So we have moved, entirely relocated actually, just west of Derby. It has been a mad few months. There haven’t been any blog posts. I am hoping that will change. I need to write. I need to get back to expressing into cyber space (and your head if you are reading this). It’s generally better for me if my thoughts are in cyberspace rather than my head at 3.30 am when the world should stop spinning and I should be asleep. But Smiling Flower isn’t overly fond of ‘shoulds’ and likes to keep us on our night time toes….

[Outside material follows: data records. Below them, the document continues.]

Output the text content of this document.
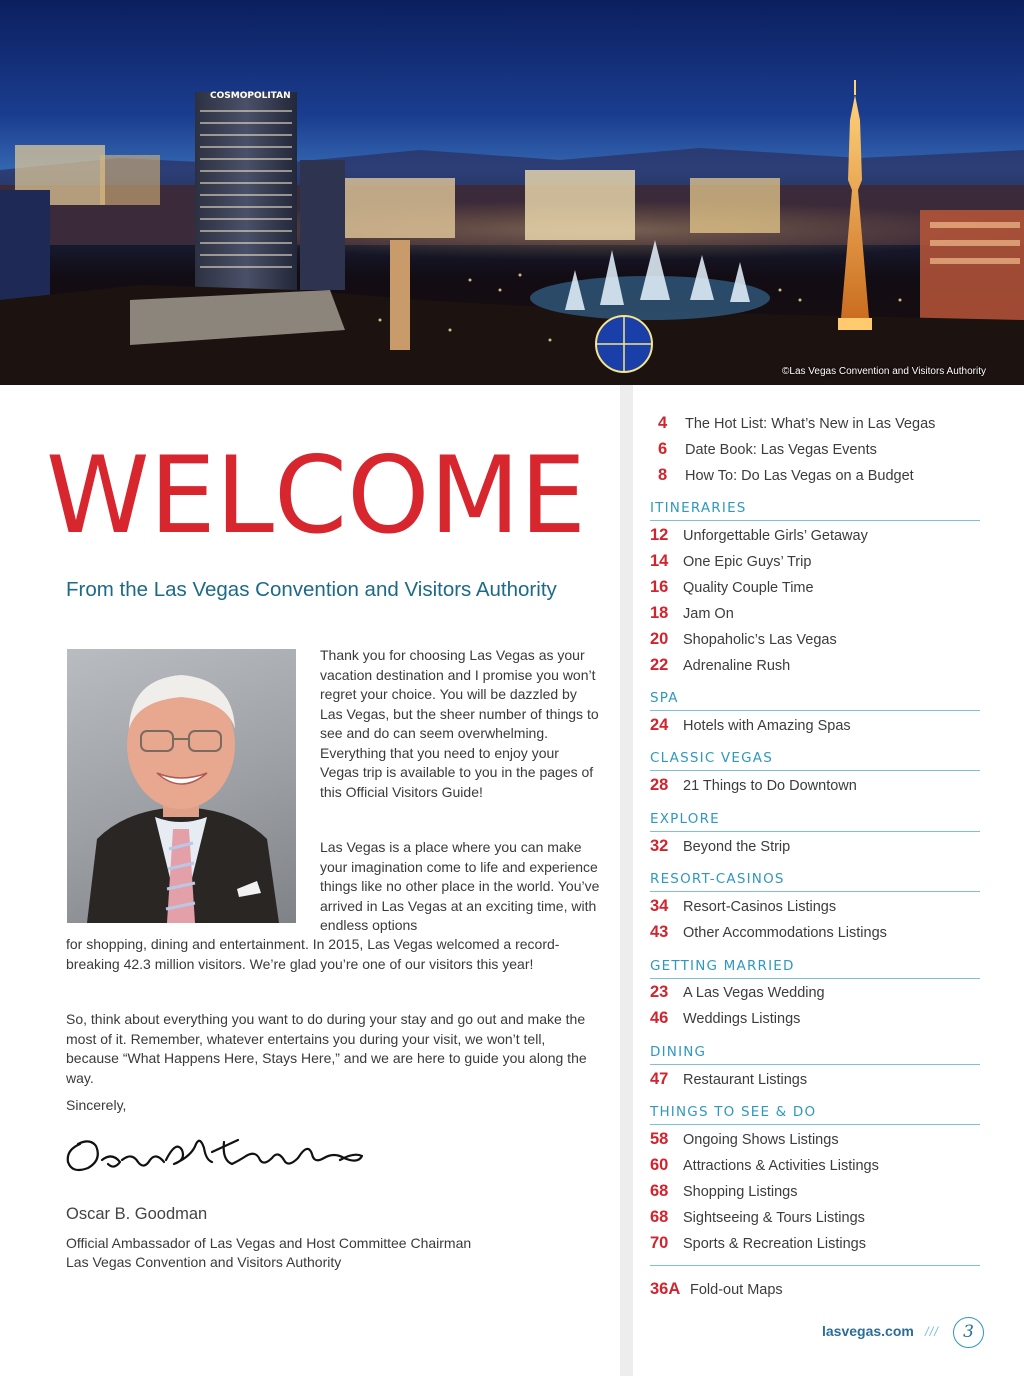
COSMOPOLITAN
©Las Vegas Convention and Visitors Authority
WELCOME
From the Las Vegas Convention and Visitors Authority
Thank you for choosing Las Vegas as your vacation destination and I promise you won’t regret your choice. You will be dazzled by Las Vegas, but the sheer number of things to see and do can seem overwhelming. Everything that you need to enjoy your Vegas trip is available to you in the pages of this Official Visitors Guide!
Las Vegas is a place where you can make your imagination come to life and experience things like no other place in the world. You’ve arrived in Las Vegas at an exciting time, with endless options
for shopping, dining and entertainment. In 2015, Las Vegas welcomed a record-breaking 42.3 million visitors. We’re glad you’re one of our visitors this year!
So, think about everything you want to do during your stay and go out and make the most of it. Remember, whatever entertains you during your visit, we won’t tell, because “What Happens Here, Stays Here,” and we are here to guide you along the way.
Sincerely,
Oscar B. Goodman
Official Ambassador of Las Vegas and Host Committee Chairman
Las Vegas Convention and Visitors Authority
4	The Hot List: What’s New in Las Vegas
6	Date Book: Las Vegas Events
8	How To: Do Las Vegas on a Budget
ITINERARIES
12	Unforgettable Girls’ Getaway
14	One Epic Guys’ Trip
16	Quality Couple Time
18	Jam On
20	Shopaholic’s Las Vegas
22	Adrenaline Rush
SPA
24	Hotels with Amazing Spas
CLASSIC VEGAS
28	21 Things to Do Downtown
EXPLORE
32	Beyond the Strip
RESORT-CASINOS
34	Resort-Casinos Listings
43	Other Accommodations Listings
GETTING MARRIED
23	A Las Vegas Wedding
46	Weddings Listings
DINING
47	Restaurant Listings
THINGS TO SEE & DO
58	Ongoing Shows Listings
60	Attractions & Activities Listings
68	Shopping Listings
68	Sightseeing & Tours Listings
70	Sports & Recreation Listings
36A Fold-out Maps
lasvegas.com ///	3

I have just been standing in the garden looking at the stars. It helps me feel calm. At the moment the moon is the thinnest sliver of silver and the stars are burning brightly through the clear, cold air. I started thinking about a friend who lives on Bardsey Island and takes incredible pictures of the stars. He took this one and says ‘This is the Great Orion Nebula our nearest star forming region. Bright young stars illuminate the clouds of interstellar dust and red glowing hydrogen gas’. His amazing life can be read about at www.portersonenlli.blogspot.com
I needed the stars to feel calm because actually I feel stressed about language. We are meeting lots more deaf and fluent BSL users in Derby – which is great. The school, the signers at church and the professionals at the deaf toddler group are all amazed, thrilled, enraptured with smiling flowers level of signing. It is fantastic. But being British and prone to self-criticism, I am feeling the weight of it today. The weight of feeling that I am not free to communicate with her as I want to. I want to tell her so much and yet I end up signing so little. I know how to sign ‘fantastic’, but I don’t know how to sign that I am enraptured, blown away and thrilled by her. I want the freedom to babble on about things she can’t hope to understand like politics and God, knowing that one day the sentences will begin to make sense. But this is beyond me. I can moan to baby boy about David Cameron and the immoral press – he looks at me pensively and signs ‘mummy’ which melts me, but smiling flower misses the babble.
And then there is the grammar. Joyfully, Smiling Flower’s sentences are coming on apace. But sentences need grammar and BSL grammar is quite different. To tell it simply, and badly, you have to communicate like Yoda out of Star Wars. The subject comes first – confused I am, weary I am, etc. To tell it with more complexity you need to paint a picture with signs. Again, to tell it badly, it reminds me of those sci-fi movies where the actors don’t use keyboards to type but put their fingers in the air and whizz images around in the space in front of them. So instead of signing ‘the black cat chased a mouse up the tree.’ You would sign – tree there (locate tree in signing space), cat, black, sees what? Mouse. Chases mouse (become cat chasing mouse up tree) Or something like that – it makes perfect and beautiful sense when done properly but for a novice it is quite tricky to spontaneously think in pictures rather than words…
I feel rather churlish in all this because some children with Charge have very limited language and we are lucky that smiling flower has so much capacity to communicate. It is just that to feel the constant pressure of a ‘foreign’ language in your home, that you have by no means mastered, is weighty and hard some days.
It helps to look at the stars. To realise what a small cog our lives are in such a vast universe. Stars always put life in perspective. Some look tiny, pinpoints in space, but they blaze a trail through millions of miles of darkness. When I look at my amazing kids I think they’re the same. So small in this world, but they illuminate the dust in my soul and blaze a white hot, sparkling trail through the space of our home and beyond.